[caption caption="Heru & Jokowi _sewarga.com"][/caption]Awal bulan Agustus adalah batas waktu penyampaian berkas dukungan calon gubernur Independen. Formulir dukungan beserta KTP harus sudah disetor ke KPU untuk diverifikasi. Sementara, diputuskannya nama Heru Budi H sebagai cawagub, “Teman Ahok” harus mengkonfirmasi pada masing-masing pendukung/pemilik KTP. Agar saat verfikasi faktual oleh KPU dapat diminimilisir kegagalannya.
Ahok bukanlah pejabat PDIP. Posisi tawar Ahok sangat lemah. Waktu yang terbatas, dinamika internal PDIP. Mustahil PDIP bisa mengambil keputusan secara cepat.

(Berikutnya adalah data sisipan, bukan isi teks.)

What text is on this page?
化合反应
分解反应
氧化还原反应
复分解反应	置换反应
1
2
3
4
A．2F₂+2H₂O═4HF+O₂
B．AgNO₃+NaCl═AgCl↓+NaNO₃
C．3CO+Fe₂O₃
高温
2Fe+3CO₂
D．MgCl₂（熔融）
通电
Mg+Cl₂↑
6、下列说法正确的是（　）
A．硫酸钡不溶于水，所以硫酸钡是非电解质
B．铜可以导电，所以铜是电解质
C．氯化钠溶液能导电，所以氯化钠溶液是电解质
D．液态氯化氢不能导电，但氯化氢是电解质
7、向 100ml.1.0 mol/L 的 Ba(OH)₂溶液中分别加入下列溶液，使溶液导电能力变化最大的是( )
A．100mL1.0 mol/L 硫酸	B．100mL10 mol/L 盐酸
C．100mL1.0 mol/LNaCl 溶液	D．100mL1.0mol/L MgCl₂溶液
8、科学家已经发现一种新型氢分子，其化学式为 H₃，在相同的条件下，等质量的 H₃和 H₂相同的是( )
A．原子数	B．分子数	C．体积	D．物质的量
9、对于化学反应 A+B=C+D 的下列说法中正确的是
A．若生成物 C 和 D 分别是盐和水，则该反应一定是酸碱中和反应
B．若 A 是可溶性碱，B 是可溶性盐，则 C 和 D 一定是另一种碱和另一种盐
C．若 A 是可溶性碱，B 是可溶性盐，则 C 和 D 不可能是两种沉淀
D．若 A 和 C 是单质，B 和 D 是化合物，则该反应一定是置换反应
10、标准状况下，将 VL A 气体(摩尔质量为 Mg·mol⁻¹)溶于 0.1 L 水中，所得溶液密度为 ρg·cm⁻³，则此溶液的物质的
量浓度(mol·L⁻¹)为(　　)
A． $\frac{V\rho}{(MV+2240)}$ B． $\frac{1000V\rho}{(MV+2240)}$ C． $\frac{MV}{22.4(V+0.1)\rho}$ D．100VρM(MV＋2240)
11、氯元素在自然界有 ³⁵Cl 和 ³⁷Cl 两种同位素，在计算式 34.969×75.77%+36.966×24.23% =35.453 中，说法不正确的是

Dinamika internal PDIP antara lain disebabkan sikap Ahok terhadap anggota dewan. Sikap tanpa kompromi dan frontal sangat tidak bisa diterima hampir seluruh anggota dewan termasuk kader-kader PDIP di DPR. Hak angket yang pernah digagas DPRD DKI adalah bukti ketidak sukaan sebagian besar anggota DPRD DKI.
Sikap tanpa kompromi itu diaplikasikan dalam kebijakan manajemen pengelolaan anggaran pemprov DKI yang serba transparan. Transparansi data APBD, transparansi pengambilan keputusan, pelibatan LSM mengawal penggunaan anggaran, e-musrenbang dan e-budgeting. Hal itu sangat menyulitkan oknum-oknum anggota dewan untuk mempermainkan anggaran.
Seandainya anggota DPRD DKI ditanya apakah setuju Ahok menjabat lima tahun lagi? Hampir pasti sebagian besar anggota dewan tidak akan setuju. Pilih mana? Ahok, Sandiaga Uno atau Ridwan Kamil (seandainya jadi maju). Jelas DPR pilih Kamil yang telah terbukti tidak pernah berseteru dengan DPRD. Karena Kamil sangat akomodatif terhadap aspirasi dewan. Atau Sandiaga Uno seorang pengusaha kaya, lemah lembut & sopan yang tidak asing dengan urusan lobi-melobi.
Fenomena Pilkada di banyak daerah. Beda DPP, beda simpatisan dan beda elit parpol di daerah. DPP menargetkan sebanyak-banyaknya kader menang. Simpatisan parpol, kemenangan calon yang diusung adalah sebuah kebanggaan. Bagi oknum-oknum elit parpol yang menjadi anggota dewan justru sebaliknya. Mereka lebih nyaman jika kepala daerah bukan dari parpol yang sama. Dengan parpol yang berbeda anggota dewan mempunyai posisi tawar. Jika satu parpol, otomatis mereka sekedar menjadi tukang stempel kebijakan kepala daerah. Semakin sopan kepala daerah semakin anggota dewan gembira. Kepala daerah model Ahok tidak masuk kriteria yang membahagiakan angggota hewan.
Kondisi seperti itu menjadikan oknum elit PDIP DKI menekan DPP dengan berbagai macam cara untuk tidak mencalonkan Ahok.
Melihat realita tersebut, keputusan Basuki Tjahaya Purnama (BTP) maju bersama Heru Budi Hartono (HBH) melalui jalur independen pada Pilgub 2017 bersama Teman Ahok adalah keputusan yang paling realistis dan sangat rasional.
PR Basuki - Heru bukan di penggalangan suara. Karena Ahok-Heru telah memiliki pendukung-pendukung militan di berbagai tingkatan masyarakat yang sulit digoyahkan. Dan kemenangan pilkada di berbagai daerah, struktural parpol bukanlah penentu. Mesin & jaringan Parpol hanya digunakan untuk kegiatan yang sifatnya formal. Seperti petugas saksi. Penentu kemenangan adalah relawan yang terorganisir dan solid. Penggalangan suara Pilkada sangat berbeda dengan penggalangan pileg. Dibutuhkan tim yang bisa masuk dan menjangkau kesegala komunitas. Pe-eR paling utama BH adalah pengggalangan dana untuk biaya kampanye.
Pilgub DKI 2017, bukan sekedar ajang kompetisi siapa mendapat suara terbanyak. Faktor kebencian, dendam, sara, rasis menjadikan persaingan Pilgub menjadi sangat keras. Jauh lebih keras dibanding 2012.
Seandainya pilgub lebih dari tiga pasangan calon, dimungkinkan terjadi dua putaran. Putaran kedua, aroma Pilpres di Pilgub DKI akan sangat terasa. Head to head Basuki-Heru vs Sandiaga Uno-Mr x adalah pertarungan antara Megawati vs Prabowo.